We have already discussed about one major issue with contiguous memory allocation which was space allocation. Now today we will be looking at the second major issue with contiguous memory allocation which is Address Translation in Contiguous Memory - operating system tutorial. So, let's see how this address translation is done:
A brief Idea
Before getting to address translation remember that CPU generates a Logical Address for Secondary Memory. But since the access time of secondary memory is very high so we break the logical address into Physical Address and give that address to main memory. So we place the important data from secondary memory to main memory and break the logical address into physical address.

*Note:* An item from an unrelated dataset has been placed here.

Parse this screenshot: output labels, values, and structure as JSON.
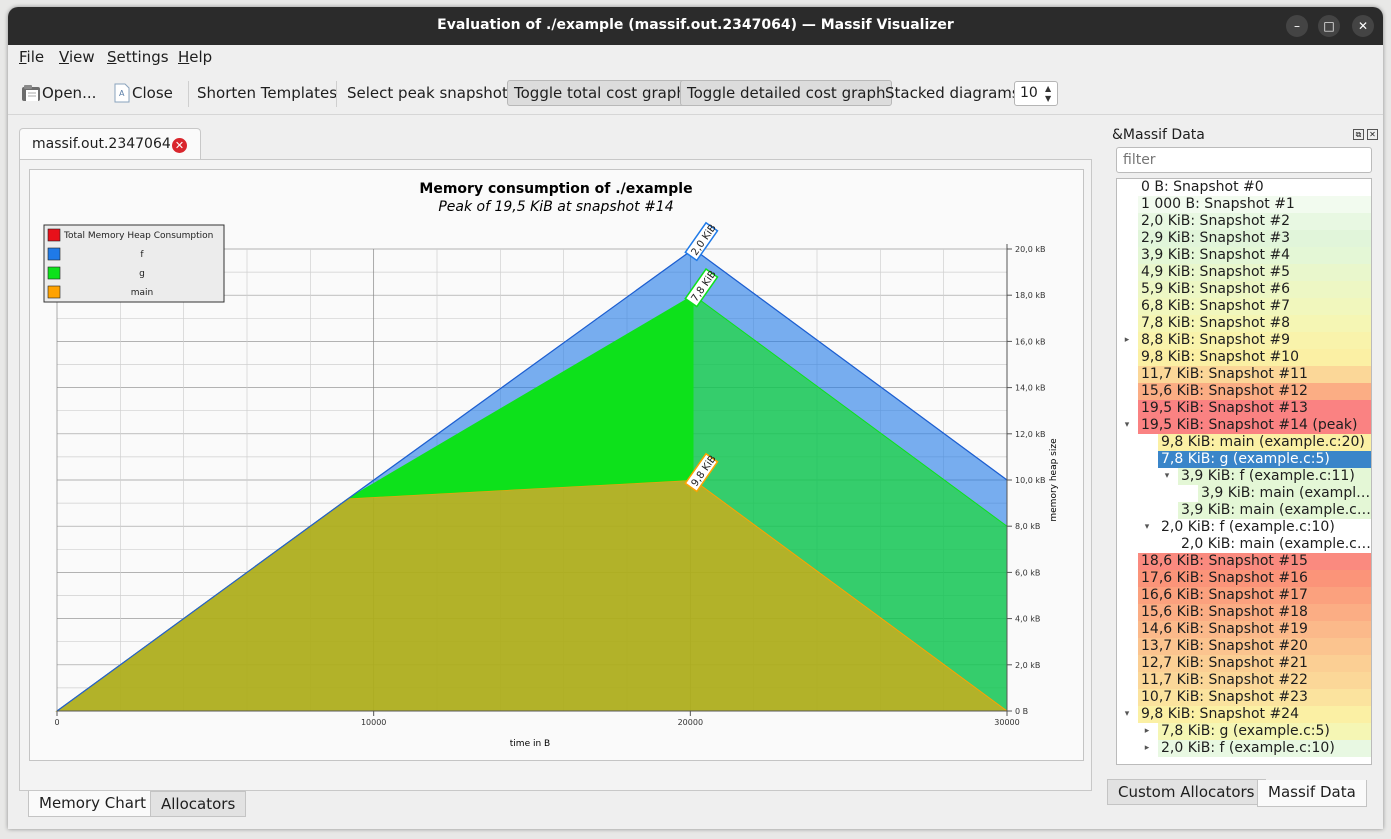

Address Translation in Contiguous Memory
Address Translation in contiguous memory is an easy task because if you pick a data from secondary memory and push it into the main memory then you pick the data in a contiguous fashion which means if you know the base address of data then you can decode the entire address. However this is not so in non-contiguous memory allocation.
So in contiguous memory you just need a base address of the process and then you can compute the entire address of the process and you'll get the Physical Address which can be used to access the main memory.
Now let's understand the diagram.
1. Suppose there is a process P placed in the main memory with its base address as 100. Process P has i, i+1, i+2, i+3......., i+99 instructions.
2. Now suppose CPU wants to access instruction number 52.
3. Now we know that the 1st instruction is placed at address 100 and we want to compute instruction number 52 which will be at 100+52=152th position.
4. We have a relocation register which stores the base address of the process in the main memory.
5. This register helps in computing the exact physical address of the instruction. Like we wanted to compute instruction number 52 then we will add 52 with the value of relocation register which is 100 or 152.
6. But there is a issue in the above process.
7. If there were 100 instructions in the process in main memory, base address was 100 and CPU wanted the physical address of instruction 112. Then it is an invalid request because at-most we can have 100+100=200 as physical address but in the above scenario the physical address comes out to be 100+112=312.
8. So to avoid this problem we have the limit register part in the diagram which is a security mechanism.
9. The limit register stores the size of the process. Let say our size of process was 100.
10. Now the less than sign (<) implies that we can generate addresses from 0 - 99. The address will passed on and added to base address and you will get the corresponding physical address.
11. But if someone wants to access an address greater than 99 than the system will generate a trap.
Question:
We are given the limit register values and relocation register values for processes. We have the following request made be processes :
P0 - 450
P1 - 300
P2 - 210
P3 - 450
P4 - 80
Now you have to check if the requests are legal or not.
sol
Limit of P0 = 500
Base address value = 1200
Request made = 450
450<500, hence it is a legal request. Thus, the physical address becomes 1200+450=1650.
Limit of P1 = 275
Base address value = 550
Request made = 300
300>275, hence it is an illegal request.
Limit of P2 = 212
Base address value = 880
Request made = 210
210<212, hence it is a legal request. Thus, the physical address becomes 880+210=1090.
Limit of P3 = 420
Base address value = 1400
Request made = 450
450>420, hence it is an illegal request.
Limit of P4 = 118
Base address value = 200
Request made = 80
80<118, hence it is a legal request. Thus, the physical address becomes 200+80=280.
Conclusion
Address Translation in Contiguous Memory - operating system tutorial is very easy because the processes are in contiguous fashion. but the 2 major issues in contiguous memory allocation are Internal Fragmentation and External Fragmentation. Now Internal Fragmentation is not a big issue because it is internal to the process and generally smaller but the external fragmentation is a problem because a lot of memory is wasted.